Written agreements are necessary but not sufficient. Here’s what it takes to make sure agreements are kept:
- A group needs to establish open and honest communications about agreements. “Open” means the whole truth, not just the parts that seem most socially acceptable. You don’t need to say it all up front, but if you don’t gain enuf trust eventually to be fully seen, you likely will set yourself up for problems later on.
- When unexpected issues come up, there needs to be timely communication. A regular schedule makes this more workable, so the burden of scheduling doesn’t fall on the most affected or the most committed member.
- When only a percentage of a group makes communication skills a priority, meetings are more likely to become a burden and a source of contention. There needs to be good attendance to meetings where agreements are renegotiated. Resolving challenges early on needs to be understood as keeping them from becoming dealbreakers later.
- The timing and relevance of issues needs to be considered so that members don’t feel burdened by resolving what may seem to them trivial concerns or the responsibility of a committee they didn’t choose to be part of.

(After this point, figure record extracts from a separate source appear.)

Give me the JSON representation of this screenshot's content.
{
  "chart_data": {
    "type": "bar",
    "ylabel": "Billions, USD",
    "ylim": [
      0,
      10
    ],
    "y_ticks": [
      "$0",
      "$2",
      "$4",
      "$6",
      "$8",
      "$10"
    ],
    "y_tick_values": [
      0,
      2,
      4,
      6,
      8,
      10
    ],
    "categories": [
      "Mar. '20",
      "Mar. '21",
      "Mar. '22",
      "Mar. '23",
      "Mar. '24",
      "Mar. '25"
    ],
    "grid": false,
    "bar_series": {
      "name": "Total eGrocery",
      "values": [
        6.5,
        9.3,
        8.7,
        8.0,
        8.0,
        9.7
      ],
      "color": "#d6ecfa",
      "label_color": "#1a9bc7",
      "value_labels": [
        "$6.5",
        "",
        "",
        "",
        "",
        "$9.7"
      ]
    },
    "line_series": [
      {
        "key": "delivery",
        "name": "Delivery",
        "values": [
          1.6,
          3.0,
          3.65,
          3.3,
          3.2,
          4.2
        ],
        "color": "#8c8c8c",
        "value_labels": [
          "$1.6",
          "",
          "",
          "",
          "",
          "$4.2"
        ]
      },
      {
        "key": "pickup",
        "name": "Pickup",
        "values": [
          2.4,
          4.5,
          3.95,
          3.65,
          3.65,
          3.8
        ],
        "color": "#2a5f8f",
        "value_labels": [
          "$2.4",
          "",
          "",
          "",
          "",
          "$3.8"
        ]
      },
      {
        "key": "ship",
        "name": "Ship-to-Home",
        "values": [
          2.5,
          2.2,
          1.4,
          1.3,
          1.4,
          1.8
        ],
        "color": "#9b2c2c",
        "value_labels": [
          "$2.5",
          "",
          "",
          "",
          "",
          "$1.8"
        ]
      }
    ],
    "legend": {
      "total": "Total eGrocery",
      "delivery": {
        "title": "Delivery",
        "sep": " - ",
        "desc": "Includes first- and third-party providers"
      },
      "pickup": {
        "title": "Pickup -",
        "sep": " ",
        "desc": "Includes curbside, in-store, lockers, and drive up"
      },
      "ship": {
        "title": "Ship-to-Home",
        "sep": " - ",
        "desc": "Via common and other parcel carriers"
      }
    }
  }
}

IC leadership consultant Nicole Hartley Bradford states the following about community agreements:
I don’t think you want to attract people to your projects who are not actively working to shift from states of power-over. Such states on an individual level perpetuate the hierarchical models of modern culture on a group level. I think it’s reasonable and understandable to anticipate that people will break agreements, because there isn’t yet training that works widely available about how to change your mind with clarity and integrity. I discovered the hard way that it doesn’t work to expect people to be responsible, then when they aren’t, to use sideways strategies to manipulate them into being responsible. Housemates or community members are kidding themselves to think that charts, rewards and reminders, punishments and praise will result in everyone doing their part happily ever after. The intent is to empower people (including oneself) to co-create agreements that likely to work, because all parties have communicated with radical honesty, including about what resistances come up. The wisdom of resistance helps create agreements that are good enough for a first (or next) time-bound experiment.
Two group facilitators with decades of experience living in intentional community speak to one of the reasons we resist making explicit agreements or contracts:
We say relationships have been commodified when people begin to tally what they’re getting and what they are giving. This tallying influences behavior as people attempt to buy favor or favors with their words and actions. When our thoughts about how to engage with a partner, neighbor, or coworker revolve around what we will get out of that engagement, or what that person is worth to us, we’ve lost our way in terms of connection. This leads to conflict and some really bad decisions, in part because we are really bad at tallying. Whether it’s doing dishes or a community maintaining common property, people generally overestimate their own contributions (which they see easily) and underestimate the contributions of others (which are less visible). This leaves almost everyone feeling like they are getting a bad deal. (Ludwig & Gimnig, 2020, p. 124)
Community minded people typically agree with these facilitators that what matters most in community is human connection. The importance of written agreements and contracts is that they can (a) help us carry on through the inevitable times that connection is strained, (b) mediate a mismatch in reciprocity style, and (c) protect unsuspecting idealists from people who can convince others (and maybe even themselves) that they are givers when they are acting more consistently as takers (i.e., “agreeable takers”).
Reference for quote: Ludwig, Y., & Gimnig, K. (2020). The cooperative culture handbook. Foundation for Intentional Community.